Harding ressalva que Prigozhin "não é nenhum pacifista", e que seu manifesto é por uma Rússia que faça uma campanha mais vigorosa na Ucrânia, com decisões mais bem pensadas que evitem a morte desnecessária de soldados em ataques mal planejados.
Os detalhes sobre o motim e seu insucesso não estão claros. Uma possibilidade é que Prigozhin teria apostado que autoridades do Kremlin se uniriam à sua pretensão de trocar o comando militar do país, mas isso não ocorreu.
No sábado, a analista Anna Matveeva, pesquisadora visitante sênior do Instituto sobre a Rússia do King's College, em Londres, disse à agência de notícias Reuters que Prigozhin era uma figura popular e com capacidade de combate demonstrada, mas que o sucesso ou fracasso do motim dependeria dos aliados que ele poderia encontrar dentro das forças de segurança da Rússia.

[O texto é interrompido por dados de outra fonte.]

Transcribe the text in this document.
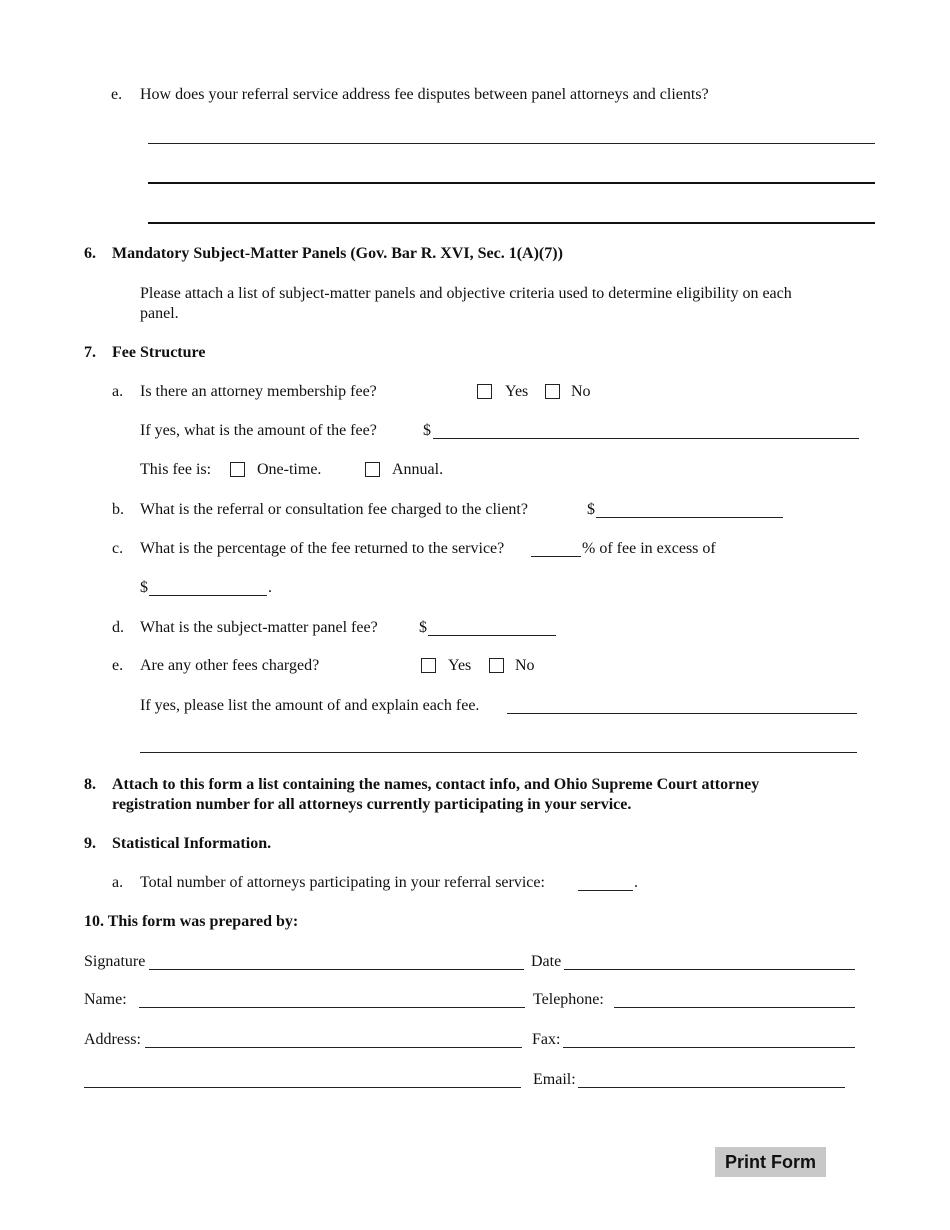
e. How does your referral service address fee disputes between panel attorneys and clients?
6. Mandatory Subject-Matter Panels (Gov. Bar R. XVI, Sec. 1(A)(7))
Please attach a list of subject-matter panels and objective criteria used to determine eligibility on each
panel.
7. Fee Structure
a. Is there an attorney membership fee?	Yes	No
If yes, what is the amount of the fee?	$
This fee is:	One-time.	Annual.
b. What is the referral or consultation fee charged to the client?	$
c. What is the percentage of the fee returned to the service?	% of fee in excess of
$	.
d. What is the subject-matter panel fee?	$
e. Are any other fees charged?	Yes	No
If yes, please list the amount of and explain each fee.
8. Attach to this form a list containing the names, contact info, and Ohio Supreme Court attorney
registration number for all attorneys currently participating in your service.
9. Statistical Information.
a. Total number of attorneys participating in your referral service:	.
10. This form was prepared by:
Signature	Date
Name:	Telephone:
Address:	Fax:
Email:
Print Form
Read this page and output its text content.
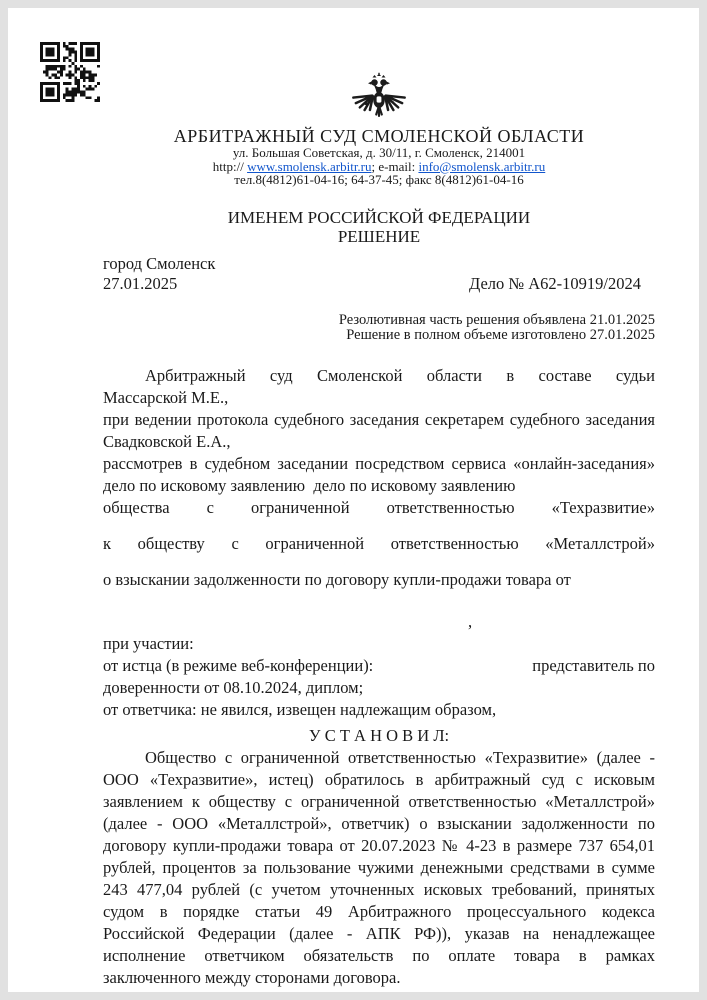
АРБИТРАЖНЫЙ СУД СМОЛЕНСКОЙ ОБЛАСТИ
ул. Большая Советская, д. 30/11, г. Смоленск, 214001
http:// www.smolensk.arbitr.ru; e-mail: info@smolensk.arbitr.ru
тел.8(4812)61-04-16; 64-37-45; факс 8(4812)61-04-16
ИМЕНЕМ РОССИЙСКОЙ ФЕДЕРАЦИИ
РЕШЕНИЕ
город Смоленск
27.01.2025	Дело № А62-10919/2024
Резолютивная часть решения объявлена 21.01.2025
Решение в полном объеме изготовлено 27.01.2025
Арбитражный суд Смоленской области в составе судьи
Массарской М.Е.,
при ведении протокола судебного заседания секретарем судебного заседания
Свадковской Е.А.,
рассмотрев в судебном заседании посредством сервиса «онлайн-заседания»
дело по исковому заявлению  дело по исковому заявлению
общества с ограниченной ответственностью «Техразвитие»
к обществу с ограниченной ответственностью «Металлстрой»
о взыскании задолженности по договору купли-продажи товара от
,
при участии:
от истца (в режиме веб-конференции):	представитель по
доверенности от 08.10.2024, диплом;
от ответчика: не явился, извещен надлежащим образом,
У С Т А Н О В И Л:
Общество с ограниченной ответственностью «Техразвитие» (далее -
ООО «Техразвитие», истец) обратилось в арбитражный суд с исковым
заявлением к обществу с ограниченной ответственностью «Металлстрой»
(далее - ООО «Металлстрой», ответчик) о взыскании задолженности по
договору купли-продажи товара от 20.07.2023 № 4-23 в размере 737 654,01
рублей, процентов за пользование чужими денежными средствами в сумме
243 477,04 рублей (с учетом уточненных исковых требований, принятых
судом в порядке статьи 49 Арбитражного процессуального кодекса
Российской Федерации (далее - АПК РФ)), указав на ненадлежащее
исполнение ответчиком обязательств по оплате товара в рамках
заключенного между сторонами договора.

Ucrânia vê benefício em motim
Como não poderia deixar de ser, o motim foi explorado politicamente por autoridades ucranianas. "Qualquer caos atrás das linhas inimigas é de nosso interesse", disse o ministro do Exterior ucraniano, Dmytro Kuleba, ponderando que ainda era muito cedo para falar das consequências para Kiev.
O presidente ucraniano, Volodimir Zelensky, também se manifestou: "Hoje o mundo viu que os mestres da Rússia não controlam nada. Absolutamente nada. Apenas um caos completo", disse em sua mensagem de vídeo diária, e aproveitou para pedir que países aliados enviem mais armas a Kiev.
Oficiais de inteligência dos Estados Unidos mencionados pelo jornal britânico The Times, no entanto, manifestaram preocupação com um cenário de caos completo na Rússia, país que detém o maior número de ogivas nucleares do mundo.